As I write this, I am worried that no one is quite like me, while at the same time I am certain that no one is. I want someone to give me a nod of understanding as I speak and I recount my life.
Someone died on the corner where I live last week. I saw the ambulance come, but I didn’t know what the fuss was about. I only heard the reason for the fuss later. The fuss was about an old man who died. He went to sleep on the sidewalk and never woke up.
The next day, I went walking because I woke up tired and groggy after sleeping quite a while. Walking is how I fix groggy. On my walk, I saw another old man lying on some grass next to a sidewalk. I approached a parked AC Transit bus close by. I stared at the driver through the door. After a minute or so, the driver looked at me and held up four fingers, which meant she was leaving in 4 minutes.
After another minute, she opened the back doors of the otherwise empty vehicle. I saw that the front part of the bus was cordoned off with yellow tape from floor to ceiling, formed into a large X with a box around it. I stepped inside of the bus and pulled my mask down and asked, “how long has that man been laying on the ground?” She looked at me in the rear view mirror as I went on. “Someone died on the corner by where I live the other day after he fell asleep. He was an old man, and that is an old man.
She replied, “have you said anything to him?” I shrugged and walked out as she watched. I stood above the man as he lay motionless. I said, “how are you doing?” He stirred in his sleep. He was alive, but I didn’t know what else to do with one man on the street, among many. He remained asleep and I don’t know if he’s dead today.
He was black, and I’m black, and the bus driver was black, and I hate what I imagine privileged white people will feel as I am saying this. I am imagining pity. I just hate it. I ask the universe to transmute my hatred daily. Constantly. I do this for my own personal reasons having to do with healing. Anyway, I don’t regard what happens to us as acceptable any more than I would regard what might happen to someone that I know personally as acceptable.
And, I have many people from my past, including friends and family members that I am no longer in communication with, and I tell myself that I don’t know what to do with them other than distance myself from them for my own emotional health, and this is another story, or perhaps, it is the same story. And perhaps healing my own personal anger is part of the same story.
I passed the bus driver as I continued on my walk and I looked up at her as she looked at me. I shrugged and she nodded.
I remember how my own family’s response to having me live with them last year as I struggled to stay housed was to turn me down summarily.

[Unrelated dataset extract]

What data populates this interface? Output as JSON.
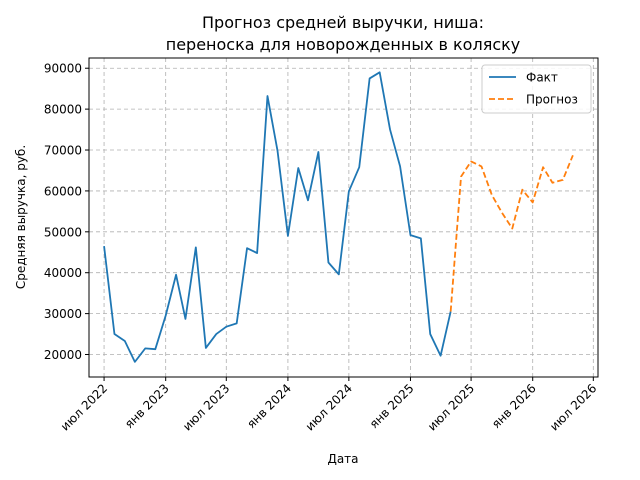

I had put the old man by the bus out of my mind by the time I woke up the next morning feeling tired even though I slept ten hours. It was hard for me to get out of bed. Since the shelter-in-place orders, aside from feeling next to nothing, I have been feeling my mortality. I ate the coconut yogurt that I made several weeks prior. I very much wanted to douse it with honey, even thought I don’t need sugars for six or seven really good reasons having to do with my general health and my relatively even-minded brand of sanity.
Technically, the yogurt still tasted good, and technically, I slept long enough, so maybe all of this is hard, even though I won’t run out of money by the end of the month for the first time since longer than I care to admit.
Maybe the black jogger, Ahmaud Marquez Arbery, that those two men shot is weighing on me. Or maybe my reading about that black paramedic, Breonna Taylor, that the police shot in her home after trying to serve an arrest warrant on the wrong residence weighs on me.
Maybe this tiredness ought to be happening because tiredness is my only possible reaction to what I witness with the emotional tools that I possess.
I’m going to talk with my editor about the plot to the novel I’m writing. I say that to help me embrace that this is not always how I will feel because this is a mere snapshot in time.
I want to believe that this time in human history, along with this helpless feeling and this dread, will pass on as part of something divined by the living earth, perhaps. I’m taking it upon myself to go a piece of the way toward my personal recovery from the western culture in which I am immersed, as I witness it stumbling and falling down.
Some days, I say to myself, I love this world so much, I want to watch it burn.
I want this instant to be one of seeing without mindlessly circumventing what is inside of me or in front of me. I want this to be an instant of reacting to things like old men who sleep or die on sidewalks next to empty buses as I wonder and wonder (don’t stop wondering) what I need to do next.